Ich denke, Blogs, in denen eine flotte, lockere Schreibe im Vordergrund steht, sind mit vielen SEO-Maßnahmen nicht vereinbar. Deswegen ist auch dieser Blog hier nicht für Suchmaschinen optimiert. Ich schreibe die Texte so runter, wie sie mir in den Sinn kommen. Und nicht so, wie sie für Google am besten wären.

Anders sieht es bei Blogs aus, die einen Ratgeber-Charakter haben. Das ist der typische Einsatzzweck für SEO-Maßnahmen. Eine Typo3-Agentur, die sich etablieren möchte und organischen Traffic benötigt, kann einen Blog betreiben, der voll auf das Thema Typo3 optimiert ist. Ein Yoga-Coach hat die Möglichkeit, sich in seinem Blog auf das Thema Yoga zu konzentrieren – und dabei entsprechend auf SEO achten.

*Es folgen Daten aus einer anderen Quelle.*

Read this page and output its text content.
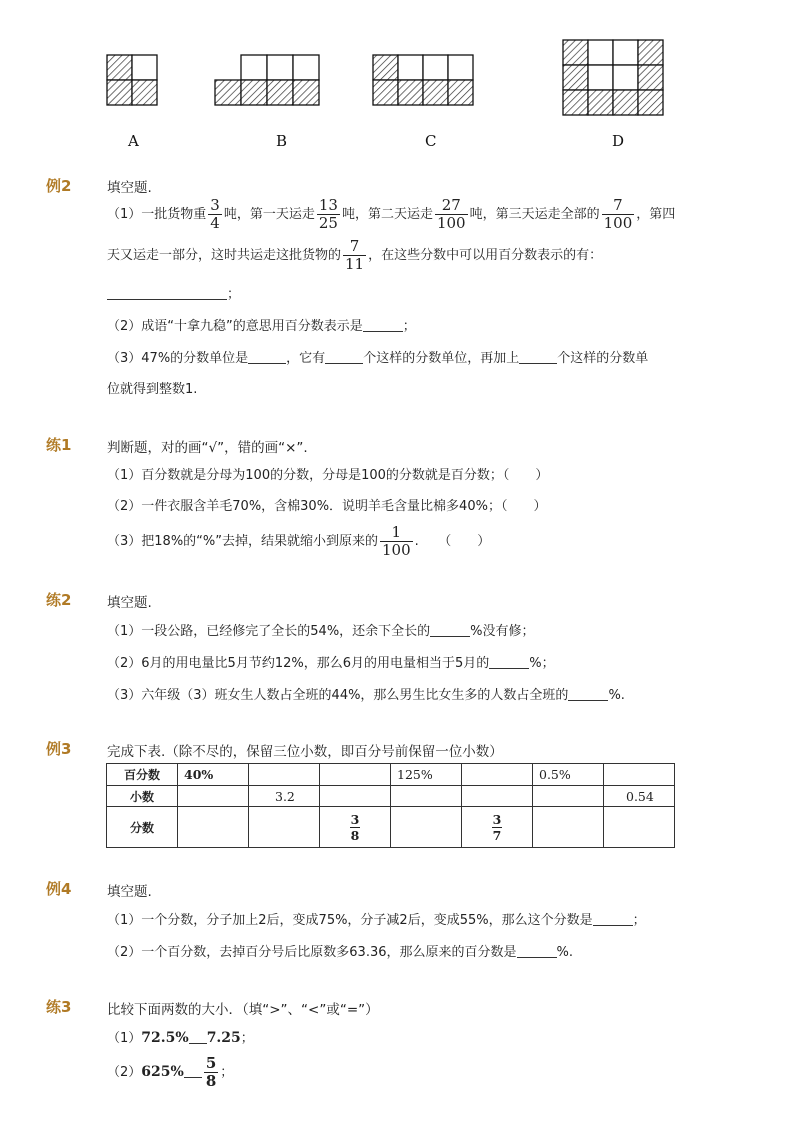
A	B	C	D
例2	填空题.
（1）一批货物重 $\frac{3}{4}$ 吨，第一天运走 $\frac{13}{25}$ 吨，第二天运走 $\frac{27}{100}$ 吨，第三天运走全部的 $\frac{7}{100}$ ，第四
天又运走一部分，这时共运走这批货物的 $\frac{7}{11}$ ，在这些分数中可以用百分数表示的有：
；
（2）成语“十拿九稳”的意思用百分数表示是	；
（3）47%的分数单位是	，它有	个这样的分数单位，再加上	个这样的分数单
位就得到整数1.
练1	判断题，对的画“√”，错的画“×”.
（1）百分数就是分母为100的分数，分母是100的分数就是百分数；（　　）
（2）一件衣服含羊毛70%，含棉30%．说明羊毛含量比棉多40%；（　　）
（3）把18%的“%”去掉，结果就缩小到原来的 $\frac{1}{100}$ .　　（　　）
练2	填空题.
（1）一段公路，已经修完了全长的54%，还余下全长的	%没有修；
（2）6月的用电量比5月节约12%，那么6月的用电量相当于5月的	%；
（3）六年级（3）班女生人数占全班的44%，那么男生比女生多的人数占全班的	%.
例3	完成下表.（除不尽的，保留三位小数，即百分号前保留一位小数）
百分数	40%			125%		0.5%	
小数		3.2					0.54
分数			$\frac{3}{8}$		$\frac{3}{7}$

例4	填空题.
（1）一个分数，分子加上2后，变成75%，分子减2后，变成55%，那么这个分数是	；
（2）一个百分数，去掉百分号后比原数多63.36，那么原来的百分数是	%.
练3	比较下面两数的大小．（填“>”、“<”或“=”）
（1）72.5% 7.25；
$(2)625\% \frac{5}{8}$ ；
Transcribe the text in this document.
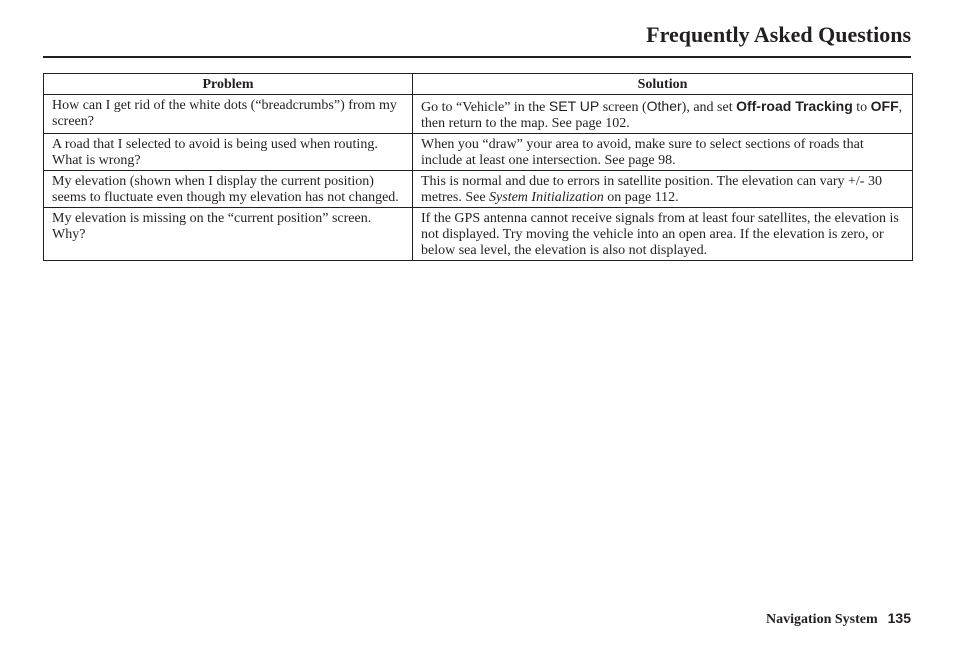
Frequently Asked Questions
Problem	Solution
How can I get rid of the white dots (“breadcrumbs”) from my screen?	Go to “Vehicle” in the SET UP screen (Other), and set Off-road Tracking to OFF, then return to the map. See page 102.
A road that I selected to avoid is being used when routing. What is wrong?	When you “draw” your area to avoid, make sure to select sections of roads that include at least one intersection. See page 98.
My elevation (shown when I display the current position) seems to fluctuate even though my elevation has not changed.	This is normal and due to errors in satellite position. The elevation can vary +/- 30 metres. See System Initialization on page 112.
My elevation is missing on the “current position” screen. Why?	If the GPS antenna cannot receive signals from at least four satellites, the elevation is not displayed. Try moving the vehicle into an open area. If the elevation is zero, or below sea level, the elevation is also not displayed.
Navigation System 135
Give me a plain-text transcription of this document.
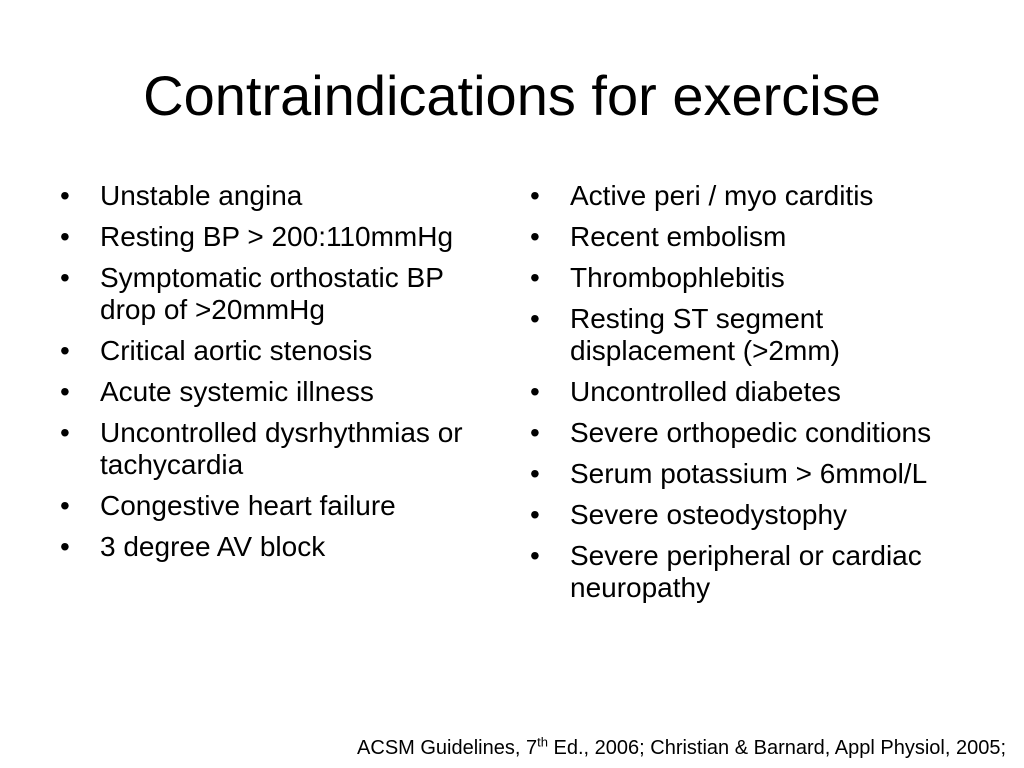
Contraindications for exercise
•	Unstable angina
•	Resting BP > 200:110mmHg
•	Symptomatic orthostatic BP drop of >20mmHg
•	Critical aortic stenosis
•	Acute systemic illness
•	Uncontrolled dysrhythmias or tachycardia
•	Congestive heart failure
•	3 degree AV block
•	Active peri / myo carditis
•	Recent embolism
•	Thrombophlebitis
•	Resting ST segment displacement (>2mm)
•	Uncontrolled diabetes
•	Severe orthopedic conditions
•	Serum potassium > 6mmol/L
•	Severe osteodystophy
•	Severe peripheral or cardiac neuropathy
ACSM Guidelines, 7th Ed., 2006; Christian & Barnard, Appl Physiol, 2005;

Bitte auch über den Tellerrand schauen

Aber: Nicht immer muss sich ein Blog um das drehen, was ein Unternehmen anbietet (Typo3-Agentur = Typo3-Blog). Verlasst mal euren Dunstkreis!

Wofür kann beispielsweise die Typo3-Agentur noch stehen? Zum Beispiel für Innovationen, Kunst im Internet, Digitaler Wandel, Growth Hacking, ökologisches Handeln im Web, etc.

Und dann stellt sich erneut die Frage: Muss der Blog dafür Suchmaschinen-optimiert sein? Will die Typo3-Agentur beispielsweise über das Thema “Kunst im Internet” gefunden werden? Warum?

Da kommen wir wieder zu meiner Frage: “Was ist das Ziel eures Blogs?”

Fazit

Muss man SEO für seinen Firmenblog betreiben? Nein, nicht unbedingt.

Wie immer kommt es auf die Strategie und die Ziele an. Soll ein Blog als Traffic-Lieferant dienen, und das zu gewissen Keywords, dann ist die Suchmaschinen-Optimierung ein wichtiger Bestandteil der Content-Erstellung. Stehen andere Aspekte im Vordergrund, dann ist SEO ein Kann und kein Muss.

Meine Empfehlung, wie ihr herausfindet, ob und wie weit ihr SEO für euren Blog betreiben müsst/könnt:

  • Legt eine Marketing-Strategie fest
  • Leitet daraus eine Content-Marketing- und SEO-Strategie ab
  • Daraus ergibt sich dann die Blog-Strategie

Gleichgültig, ob ihr euren Firmenblog auf SEO trimmt oder nicht – eine Sache ist immer wichtig: Liefert euren Lesern gehaltvolle Inhalte!